After receiving detailed instructions from his druggist friend, he got his car and drove off into the cold night. In those days, thirty-five miles an hour was approaching red-line speed for an automobile in good weather. Herb raced over rough rural roads in a dyspeptic, unheated Model T Ford in a blizzard!

But he made it to Minneapolis. And he made it to the wholesale pharmacist. Without stopping to rest, he recrossed the state line and returned to Wallace. It was more than twenty-four hours after his odyssey had begun and he delivered the medicine safely.

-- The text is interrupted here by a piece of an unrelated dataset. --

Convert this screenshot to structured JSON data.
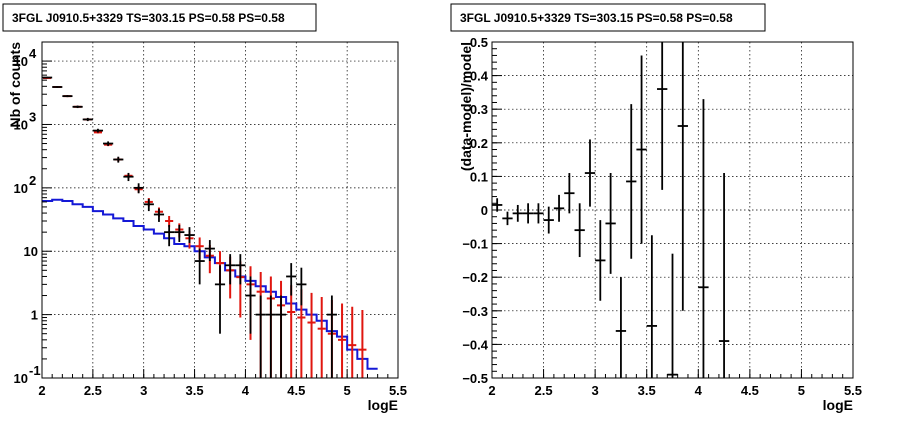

Seven-year-old Pinky lived.

Of all the good deeds Herb Gilbey may have done, most significant was this one - during the winter of 1918, when weather and disease ravaged the plains of South Dakota and the life of a little boy was saved.

For not even Herb could have imagined THE REST OF THE STORY that night when he went five hundred miles out of his way. That Pinky would grow up, ten thousand times to demonstrate a sixty-seven-year lifetime of similar selfness.

You never knew Herb Gilbey. But now you'll recall that stormy winter night when he cast his own safety to the howling wind, and bequeathed to us the life of a little boy - Hubert Humphrey.

May your Christmas glow with joy, may other see you and feel God, and may our family become a beacon we can all grow warm beside.